Week 17 Summary

Simon Willison — Week of 2026-04-11 to 2026-04-17#

Highlight of the Week#

This week’s most striking revelation came from Simon’s infamous “pelican riding a bicycle” SVG generation benchmark, where a 21GB quantized local model (Qwen3.6-35B-A3B) unexpectedly outperformed Anthropic’s brand-new Claude Opus 4.7 flagship. Running locally on a MacBook Pro via LM Studio, Qwen generated a better bicycle frame and even won a secret unicycle backup test, leading Simon to conclude that his joke benchmark’s long-standing correlation with general model utility has finally broken down.

Week 19 Summary

Simon Willison — Week of 2026-04-18 to 2026-05-01#

Highlight of the Week#

The alpha release of llm 0.32a0 marks a foundational architectural pivot for Simon’s ecosystem of CLI tools. By moving away from a simple text-in/text-out abstraction to one that natively models complex message sequences and typed streams, the library is now future-proofed to handle the realities of modern frontier models. This opens the door for seamless integration of server-side tool calls, multi-modal inputs, and reasoning tokens.

Week 20 Summary

Simon Willison — Week of 2026-05-08 to 2026-05-15#

Highlight of the Week#

The standout development this week is Simon’s rapid adaptation to the latest frontier model capabilities, most notably releasing llm 0.32a2 to expose and visualize the new interleaved reasoning tokens of GPT-5 class models directly in the terminal. This perfectly pairs with his hands-on explorations of embedding LLM calls deeply into developer workflows, such as executing prompts via script shebangs and leveraging models to output rich HTML rather than just Markdown.

2026-04-11

Simon Willison — 2026-04-11#

Highlight#

The standout update today centers on the release of SQLite 3.53.0, where Simon highlights highly anticipated native ALTER TABLE constraint improvements and showcases his classic rapid-prototyping workflow by using Claude Code on his phone to build a WebAssembly-powered playground for the database’s new Query Result Formatter.

Posts#

SQLite 3.53.0 · Source This is a substantial release following the withdrawal of SQLite 3.52.0, packed with accumulated user-facing and internal improvements. Simon specifically highlights that ALTER TABLE can now directly add and remove NOT NULL and CHECK constraints, a workflow he previously had to manage using his own sqlite-utils transform() method. The update also introduces json_array_insert() (alongside its jsonb equivalent) and brings significant upgrades to the CLI mode’s result formatting via a new Query Results Formatter library.

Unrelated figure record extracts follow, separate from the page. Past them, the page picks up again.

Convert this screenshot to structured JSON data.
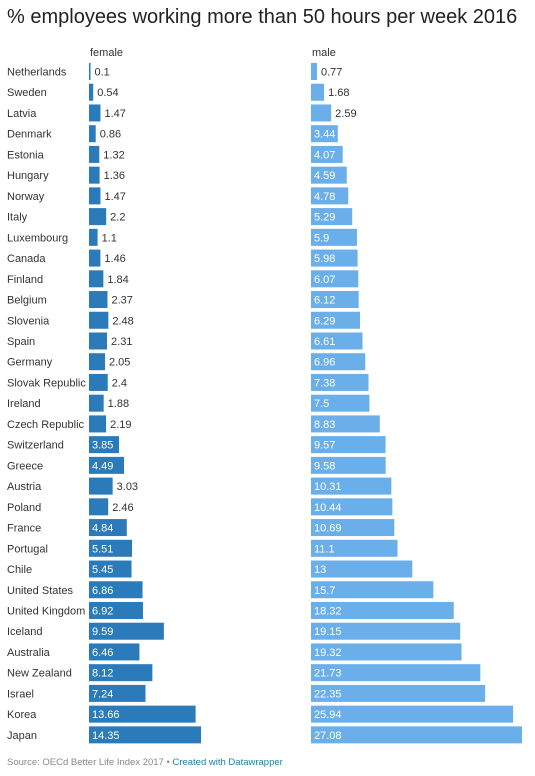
{
  "title": "% employees working more than 50 hours per week 2016",
  "source_text": "Source: OECd Better Life Index 2017",
  "separator": "•",
  "credit_text": "Created with Datawrapper",
  "colors": {
    "female": "#2b7bba",
    "male": "#6aaeea",
    "label_dark": "#333333",
    "label_light": "#ffffff"
  },
  "chart_data": {
    "type": "bar",
    "title": "% employees working more than 50 hours per week 2016",
    "categories": [
      "Netherlands",
      "Sweden",
      "Latvia",
      "Denmark",
      "Estonia",
      "Hungary",
      "Norway",
      "Italy",
      "Luxembourg",
      "Canada",
      "Finland",
      "Belgium",
      "Slovenia",
      "Spain",
      "Germany",
      "Slovak Republic",
      "Ireland",
      "Czech Republic",
      "Switzerland",
      "Greece",
      "Austria",
      "Poland",
      "France",
      "Portugal",
      "Chile",
      "United States",
      "United Kingdom",
      "Iceland",
      "Australia",
      "New Zealand",
      "Israel",
      "Korea",
      "Japan"
    ],
    "series": [
      {
        "name": "female",
        "values": [
          0.1,
          0.54,
          1.47,
          0.86,
          1.32,
          1.36,
          1.47,
          2.2,
          1.1,
          1.46,
          1.84,
          2.37,
          2.48,
          2.31,
          2.05,
          2.4,
          1.88,
          2.19,
          3.85,
          4.49,
          3.03,
          2.46,
          4.84,
          5.51,
          5.45,
          6.86,
          6.92,
          9.59,
          6.46,
          8.12,
          7.24,
          13.66,
          14.35
        ]
      },
      {
        "name": "male",
        "values": [
          0.77,
          1.68,
          2.59,
          3.44,
          4.07,
          4.59,
          4.78,
          5.29,
          5.9,
          5.98,
          6.07,
          6.12,
          6.29,
          6.61,
          6.96,
          7.38,
          7.5,
          8.83,
          9.57,
          9.58,
          10.31,
          10.44,
          10.69,
          11.1,
          13,
          15.7,
          18.32,
          19.15,
          19.32,
          21.73,
          22.35,
          25.94,
          27.08
        ]
      }
    ],
    "value_labels": {
      "female": [
        "0.1",
        "0.54",
        "1.47",
        "0.86",
        "1.32",
        "1.36",
        "1.47",
        "2.2",
        "1.1",
        "1.46",
        "1.84",
        "2.37",
        "2.48",
        "2.31",
        "2.05",
        "2.4",
        "1.88",
        "2.19",
        "3.85",
        "4.49",
        "3.03",
        "2.46",
        "4.84",
        "5.51",
        "5.45",
        "6.86",
        "6.92",
        "9.59",
        "6.46",
        "8.12",
        "7.24",
        "13.66",
        "14.35"
      ],
      "male": [
        "0.77",
        "1.68",
        "2.59",
        "3.44",
        "4.07",
        "4.59",
        "4.78",
        "5.29",
        "5.9",
        "5.98",
        "6.07",
        "6.12",
        "6.29",
        "6.61",
        "6.96",
        "7.38",
        "7.5",
        "8.83",
        "9.57",
        "9.58",
        "10.31",
        "10.44",
        "10.69",
        "11.1",
        "13",
        "15.7",
        "18.32",
        "19.15",
        "19.32",
        "21.73",
        "22.35",
        "25.94",
        "27.08"
      ]
    },
    "xlim": [
      0,
      27.08
    ],
    "grid": false
  }
}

True to form, Simon leveraged AI assistance—specifically Claude Code on his phone—to compile this new C library into WebAssembly to build a custom playground interface.

2026-05-01

Simon Willison — 2026-05-01#

Highlight#

Simon demonstrates the power of mobile AI-assisted development by building a complete, multi-component tracking application entirely on his phone while camping using Claude Code for web. It’s a perfect example of chaining small, sharp tools—Python CLIs, Git scraping, and AI-generated static frontends—into a highly practical personal utility.

Posts#

[iNaturalist Sightings] · Source Simon wanted to consolidate and view his iNaturalist observations across multiple accounts, grouped by when and where they occurred. To solve this, he used Claude Code for web to write inaturalist-clumper, a Python CLI that groups sightings within a 2-hour and 5km radius. He then set up a Git scraping repository to regularly run the tool and generate a clumps.json file hosted via GitHub. Finally, he prompted an AI against his tools repository to build a static HTML frontend that fetches the CORS-friendly JSON and displays the sightings in a gallery with lazy-loaded thumbnails and full-size modal images.

2026-05-15

Simon Willison — 2026-05-15#

Highlight#

Simon’s latest AI-assisted project is a lightweight QR code generator built entirely with the help of Claude. It perfectly highlights his ongoing exploration of “vibe-coding” to quickly spin up practical, small-scoped utilities for everyday tasks.

Posts#

[QR code generator] · Source Simon used Claude to write a custom tool for instantly generating QR codes. The utility gracefully handles standard text and URL inputs, and also features a dedicated mode for generating QR codes that connect mobile devices to WiFi networks. It serves as another practical demonstration of using generative AI to rapidly build, iterate, and ship helpful little tools.